Seth never quit, gave up, or stopped trying to change things for the better – to share his insights, wisdom and oratorical gifts with the rest of us – and to take advantage of whatever opportunities and challenges the world presented. This is an important lesson for all of us. Being smart doesn’t mean you make all good decisions. It means you learn just as much from your stupid ones as from the smart ones and that you make the best of all of them. The name of the game is to WIN, not to be right all the time.
I was the subject of one of Seth’s earliest profile pieces and I was the keynote speaker at Technori’s first birthday party in December, 2011 way back when when HERE was a location - not a company’s name – and when NAVTEQ was the place where the birthday party was held. And a couple of years later, I gave the keynote at the 2013 Technori Auto Show event where I had the privilege of telling all the OEM manufacturers why no one under 25 was ever gonna buy a car from them again. Zipcar had a great motto at the time. They said they were “the car for people who didn’t want one” and we had no idea just how true that would come to be. UBER had been founded four years before in 2009 – and the world still thought that UBER was a German adverb and not Conan the Destroyer-to-be which would slowly demolish the cab business.
And though he’s not a native, Seth’s always been a big Chicago booster as well. One of the decisions I’m proudest of was staying in Chicago and building almost all of my businesses here when New York, Los Angeles, Seattle and Washington, DC repeatedly beckoned. It was the right choice, Chicago’s always been home to me, and it’s a place (and a tech community) that I couldn’t be prouder to be a small part of. I’m grateful to my city and to all of the people who are here tonight who’ve been important friends, partners, investors, mentors and team members at critical times throughout my own particular journey.
I’ve been engaged in this crazy process of trying to imagine, invent and then bring the future to life across half a dozen very different industries ranging from autos and insurance to education and entertainment for more than 50 years. And I’m beyond grateful because I can’t think of a single time in my entire career when I’ve asked for help, guidance, support or even prayer and anyone here ever turned me down. That’s the Chicago way – pushing people forward and extending a hand back to help those coming up behind.
I say every day that no one does anything important these days all by themselves.

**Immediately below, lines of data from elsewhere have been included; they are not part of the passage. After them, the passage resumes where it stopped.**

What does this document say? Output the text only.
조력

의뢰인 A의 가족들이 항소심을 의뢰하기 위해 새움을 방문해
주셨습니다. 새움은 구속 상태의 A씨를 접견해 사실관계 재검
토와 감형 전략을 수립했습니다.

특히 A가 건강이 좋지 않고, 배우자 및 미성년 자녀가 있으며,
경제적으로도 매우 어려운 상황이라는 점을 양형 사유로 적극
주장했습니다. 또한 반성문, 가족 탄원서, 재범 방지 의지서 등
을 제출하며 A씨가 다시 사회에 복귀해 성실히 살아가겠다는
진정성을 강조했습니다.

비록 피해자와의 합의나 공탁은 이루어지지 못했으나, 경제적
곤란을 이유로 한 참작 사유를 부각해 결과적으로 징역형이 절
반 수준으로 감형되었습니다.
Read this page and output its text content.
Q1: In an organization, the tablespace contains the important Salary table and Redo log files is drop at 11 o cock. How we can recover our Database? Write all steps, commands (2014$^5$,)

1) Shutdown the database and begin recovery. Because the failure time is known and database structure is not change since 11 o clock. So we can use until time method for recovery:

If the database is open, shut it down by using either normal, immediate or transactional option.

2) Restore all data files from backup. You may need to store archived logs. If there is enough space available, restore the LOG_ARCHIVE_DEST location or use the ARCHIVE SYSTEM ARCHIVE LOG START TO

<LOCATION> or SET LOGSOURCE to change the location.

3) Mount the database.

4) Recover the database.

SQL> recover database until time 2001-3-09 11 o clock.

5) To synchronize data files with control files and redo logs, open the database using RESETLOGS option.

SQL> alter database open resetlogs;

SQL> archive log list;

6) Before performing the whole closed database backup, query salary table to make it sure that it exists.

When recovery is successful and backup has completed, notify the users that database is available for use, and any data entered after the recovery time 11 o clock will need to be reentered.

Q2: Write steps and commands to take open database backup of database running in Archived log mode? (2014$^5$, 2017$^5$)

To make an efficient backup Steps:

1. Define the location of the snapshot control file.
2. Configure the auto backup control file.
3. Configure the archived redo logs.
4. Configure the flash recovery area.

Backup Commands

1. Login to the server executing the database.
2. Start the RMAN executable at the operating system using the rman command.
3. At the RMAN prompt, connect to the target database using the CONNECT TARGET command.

Anyone who believes that he or she is self-made has a very selective memory. I’m privileged every day at 1871 – with the help of a great team as well as enormous support from the community – to spend my time helping the next several generations of entrepreneurs pursue their hopes and dreams and turn them into real businesses. Spreading the gospel of growth and the joy of job creation and sharing the stories of what we’re building every day throughout the city is something I’d be happy to do for free.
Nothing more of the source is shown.